I'll leave the post here. If anyone wants details of how equations (1) and (2) are obtained comment and I can add another answer with the gory details.
A shorter version of John's answer that just focuses on what happens to the Hubble parameter in the future.
The solution to the Friedmann equation in a flat universe is $$H^2 = \frac{8\pi G}{3}\rho + \frac{\Lambda c^2}{3},$$ where $\rho$ is the matter density (including dark matter) and $\Lambda$ is the cosmological constant.
As the universe expands, $\rho$ of course decreases as $a(t)^{-3}$, but $\Lambda$ remains constant. Thus the first term on the RHS becomes unimportant if indeed $\Lambda$ is a cosmological constant.
Thus the Hubble parameter actually decreases from its current value $H_0$ and asymptotically tends towards $ H = \sqrt{\Lambda c^2/3}$ as time tends towards infinity.

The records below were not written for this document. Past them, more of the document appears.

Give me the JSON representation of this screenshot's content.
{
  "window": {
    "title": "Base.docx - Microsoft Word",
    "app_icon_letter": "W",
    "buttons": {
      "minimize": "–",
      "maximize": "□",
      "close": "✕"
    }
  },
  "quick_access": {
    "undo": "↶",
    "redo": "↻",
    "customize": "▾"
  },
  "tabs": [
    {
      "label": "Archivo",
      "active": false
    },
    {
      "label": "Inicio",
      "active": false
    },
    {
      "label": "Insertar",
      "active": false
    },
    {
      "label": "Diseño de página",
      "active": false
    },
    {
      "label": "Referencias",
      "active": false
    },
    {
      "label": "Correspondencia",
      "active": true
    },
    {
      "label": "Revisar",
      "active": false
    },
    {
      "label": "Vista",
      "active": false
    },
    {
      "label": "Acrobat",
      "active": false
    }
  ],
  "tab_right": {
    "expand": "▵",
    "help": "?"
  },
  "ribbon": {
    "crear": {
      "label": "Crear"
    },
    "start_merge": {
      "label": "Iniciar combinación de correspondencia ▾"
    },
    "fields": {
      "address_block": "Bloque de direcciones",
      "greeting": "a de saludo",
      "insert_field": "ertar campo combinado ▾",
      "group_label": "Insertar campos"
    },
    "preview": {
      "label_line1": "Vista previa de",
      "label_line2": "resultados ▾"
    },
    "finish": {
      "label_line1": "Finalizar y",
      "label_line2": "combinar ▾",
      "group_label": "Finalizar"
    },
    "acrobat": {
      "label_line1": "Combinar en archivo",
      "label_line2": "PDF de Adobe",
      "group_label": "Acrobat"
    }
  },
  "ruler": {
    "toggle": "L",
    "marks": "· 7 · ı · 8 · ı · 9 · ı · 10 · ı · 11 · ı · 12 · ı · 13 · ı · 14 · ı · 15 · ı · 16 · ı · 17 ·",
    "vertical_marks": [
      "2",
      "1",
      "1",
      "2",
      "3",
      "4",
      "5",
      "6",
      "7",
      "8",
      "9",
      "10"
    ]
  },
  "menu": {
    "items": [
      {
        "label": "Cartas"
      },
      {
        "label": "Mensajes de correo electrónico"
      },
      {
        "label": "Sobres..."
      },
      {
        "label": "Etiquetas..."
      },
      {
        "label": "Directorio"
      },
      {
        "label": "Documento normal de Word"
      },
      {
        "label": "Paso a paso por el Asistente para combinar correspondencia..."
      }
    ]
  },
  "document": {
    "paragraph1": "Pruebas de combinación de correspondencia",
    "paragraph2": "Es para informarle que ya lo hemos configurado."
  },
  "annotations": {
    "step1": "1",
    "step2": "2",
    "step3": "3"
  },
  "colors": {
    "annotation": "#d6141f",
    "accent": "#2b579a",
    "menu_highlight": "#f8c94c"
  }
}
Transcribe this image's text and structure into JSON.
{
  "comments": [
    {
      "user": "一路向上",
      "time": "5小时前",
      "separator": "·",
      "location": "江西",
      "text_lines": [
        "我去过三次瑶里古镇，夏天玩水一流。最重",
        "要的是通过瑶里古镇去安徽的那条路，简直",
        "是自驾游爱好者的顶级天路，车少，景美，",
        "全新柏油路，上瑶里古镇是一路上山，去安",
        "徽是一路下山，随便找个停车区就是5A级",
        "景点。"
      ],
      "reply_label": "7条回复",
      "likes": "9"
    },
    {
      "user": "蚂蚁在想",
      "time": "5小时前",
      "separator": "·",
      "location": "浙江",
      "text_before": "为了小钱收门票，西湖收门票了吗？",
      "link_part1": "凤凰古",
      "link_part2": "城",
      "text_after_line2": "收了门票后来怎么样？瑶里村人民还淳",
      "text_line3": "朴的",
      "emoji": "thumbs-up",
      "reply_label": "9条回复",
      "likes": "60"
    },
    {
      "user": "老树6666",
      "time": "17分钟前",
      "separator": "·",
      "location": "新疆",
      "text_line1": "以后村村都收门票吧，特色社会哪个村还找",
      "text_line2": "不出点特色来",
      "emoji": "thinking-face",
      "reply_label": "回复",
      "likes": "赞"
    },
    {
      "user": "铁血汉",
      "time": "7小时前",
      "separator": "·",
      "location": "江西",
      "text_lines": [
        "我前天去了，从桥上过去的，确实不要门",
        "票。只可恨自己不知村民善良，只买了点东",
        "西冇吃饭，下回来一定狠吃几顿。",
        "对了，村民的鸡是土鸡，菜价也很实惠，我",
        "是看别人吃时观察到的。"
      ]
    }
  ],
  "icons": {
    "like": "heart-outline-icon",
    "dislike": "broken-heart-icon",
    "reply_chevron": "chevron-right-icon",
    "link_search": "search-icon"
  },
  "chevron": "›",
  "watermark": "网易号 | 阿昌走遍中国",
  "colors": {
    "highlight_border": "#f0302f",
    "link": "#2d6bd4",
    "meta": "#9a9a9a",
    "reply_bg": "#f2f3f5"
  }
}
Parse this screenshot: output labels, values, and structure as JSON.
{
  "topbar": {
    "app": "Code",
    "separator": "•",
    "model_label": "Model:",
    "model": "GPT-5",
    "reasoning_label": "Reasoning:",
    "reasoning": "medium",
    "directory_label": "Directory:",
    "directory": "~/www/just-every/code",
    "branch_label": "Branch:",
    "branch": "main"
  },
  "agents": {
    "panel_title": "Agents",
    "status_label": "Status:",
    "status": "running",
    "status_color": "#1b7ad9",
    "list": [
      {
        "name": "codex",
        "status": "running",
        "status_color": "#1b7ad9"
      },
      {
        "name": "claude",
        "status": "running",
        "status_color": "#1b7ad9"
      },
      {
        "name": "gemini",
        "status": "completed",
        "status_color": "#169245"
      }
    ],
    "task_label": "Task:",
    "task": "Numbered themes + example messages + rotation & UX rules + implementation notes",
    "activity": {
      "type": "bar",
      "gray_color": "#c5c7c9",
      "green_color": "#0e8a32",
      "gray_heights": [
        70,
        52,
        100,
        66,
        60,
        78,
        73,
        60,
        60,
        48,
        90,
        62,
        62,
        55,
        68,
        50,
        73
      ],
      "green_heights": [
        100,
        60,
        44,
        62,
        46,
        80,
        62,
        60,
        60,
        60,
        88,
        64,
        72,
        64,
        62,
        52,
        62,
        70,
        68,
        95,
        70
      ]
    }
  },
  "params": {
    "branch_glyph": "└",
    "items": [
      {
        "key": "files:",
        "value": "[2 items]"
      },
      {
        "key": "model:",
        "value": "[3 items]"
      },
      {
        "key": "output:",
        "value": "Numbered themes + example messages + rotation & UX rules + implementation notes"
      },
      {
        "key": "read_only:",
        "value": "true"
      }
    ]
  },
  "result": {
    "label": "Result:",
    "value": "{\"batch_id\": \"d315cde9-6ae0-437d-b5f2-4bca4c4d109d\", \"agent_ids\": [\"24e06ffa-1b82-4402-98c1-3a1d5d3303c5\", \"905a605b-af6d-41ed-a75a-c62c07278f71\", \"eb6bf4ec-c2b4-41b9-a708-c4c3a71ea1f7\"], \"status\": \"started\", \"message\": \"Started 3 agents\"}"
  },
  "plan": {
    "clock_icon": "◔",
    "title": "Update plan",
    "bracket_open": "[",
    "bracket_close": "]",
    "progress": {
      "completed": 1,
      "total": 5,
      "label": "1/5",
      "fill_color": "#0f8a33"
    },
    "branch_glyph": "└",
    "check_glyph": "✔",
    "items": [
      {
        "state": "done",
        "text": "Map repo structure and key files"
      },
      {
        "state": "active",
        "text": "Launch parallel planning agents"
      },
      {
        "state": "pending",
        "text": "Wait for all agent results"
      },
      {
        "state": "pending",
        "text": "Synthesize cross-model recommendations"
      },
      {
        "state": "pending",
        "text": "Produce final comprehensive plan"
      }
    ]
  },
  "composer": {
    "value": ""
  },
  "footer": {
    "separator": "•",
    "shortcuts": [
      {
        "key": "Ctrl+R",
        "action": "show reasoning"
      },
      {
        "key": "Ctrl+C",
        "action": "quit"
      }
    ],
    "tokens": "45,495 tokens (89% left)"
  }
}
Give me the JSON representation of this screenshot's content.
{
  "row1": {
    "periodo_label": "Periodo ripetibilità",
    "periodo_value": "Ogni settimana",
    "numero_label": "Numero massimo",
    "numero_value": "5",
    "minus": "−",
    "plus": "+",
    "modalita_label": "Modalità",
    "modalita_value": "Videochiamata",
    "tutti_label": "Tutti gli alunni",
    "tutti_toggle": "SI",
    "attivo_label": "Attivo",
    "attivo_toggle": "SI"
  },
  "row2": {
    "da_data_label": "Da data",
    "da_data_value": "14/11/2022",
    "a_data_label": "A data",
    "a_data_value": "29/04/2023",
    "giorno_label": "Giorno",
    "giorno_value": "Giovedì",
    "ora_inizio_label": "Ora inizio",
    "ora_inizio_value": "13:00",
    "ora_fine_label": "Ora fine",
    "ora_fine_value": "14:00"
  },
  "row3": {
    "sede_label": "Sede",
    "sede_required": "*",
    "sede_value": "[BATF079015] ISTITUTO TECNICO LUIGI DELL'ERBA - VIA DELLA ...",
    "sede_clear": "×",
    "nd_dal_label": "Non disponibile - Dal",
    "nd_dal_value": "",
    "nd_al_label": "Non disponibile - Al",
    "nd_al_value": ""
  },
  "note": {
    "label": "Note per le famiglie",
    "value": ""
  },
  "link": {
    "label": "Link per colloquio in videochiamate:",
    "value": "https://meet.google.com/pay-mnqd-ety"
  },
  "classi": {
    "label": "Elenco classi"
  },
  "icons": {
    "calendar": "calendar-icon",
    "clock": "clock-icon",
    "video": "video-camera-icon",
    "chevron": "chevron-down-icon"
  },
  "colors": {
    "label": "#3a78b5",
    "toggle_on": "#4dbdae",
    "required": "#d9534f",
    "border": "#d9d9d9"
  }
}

A more convenient way to write the above is to express all densities in terms of the critical density. In which case $$ H^2 = H_0^2 (\Omega_m a^{-3} + \Omega_{\Lambda}),$$ where $H_0$ is the present day Hubble parameter, $\Omega_m$ is the present day ratio of matter density to the critical density, which evolves as the inverse cube of the scale factor $a$, and $\Omega_{\Lambda}$ is the (assumed) constant energy density of the vacuum expressed as a ratio with critical density.
Thus as $a$ gets big, then the Hubble parameter tends towards $H_0 \sqrt{\Omega_{\Lambda}} \sim H_0 \sqrt{2/3}$.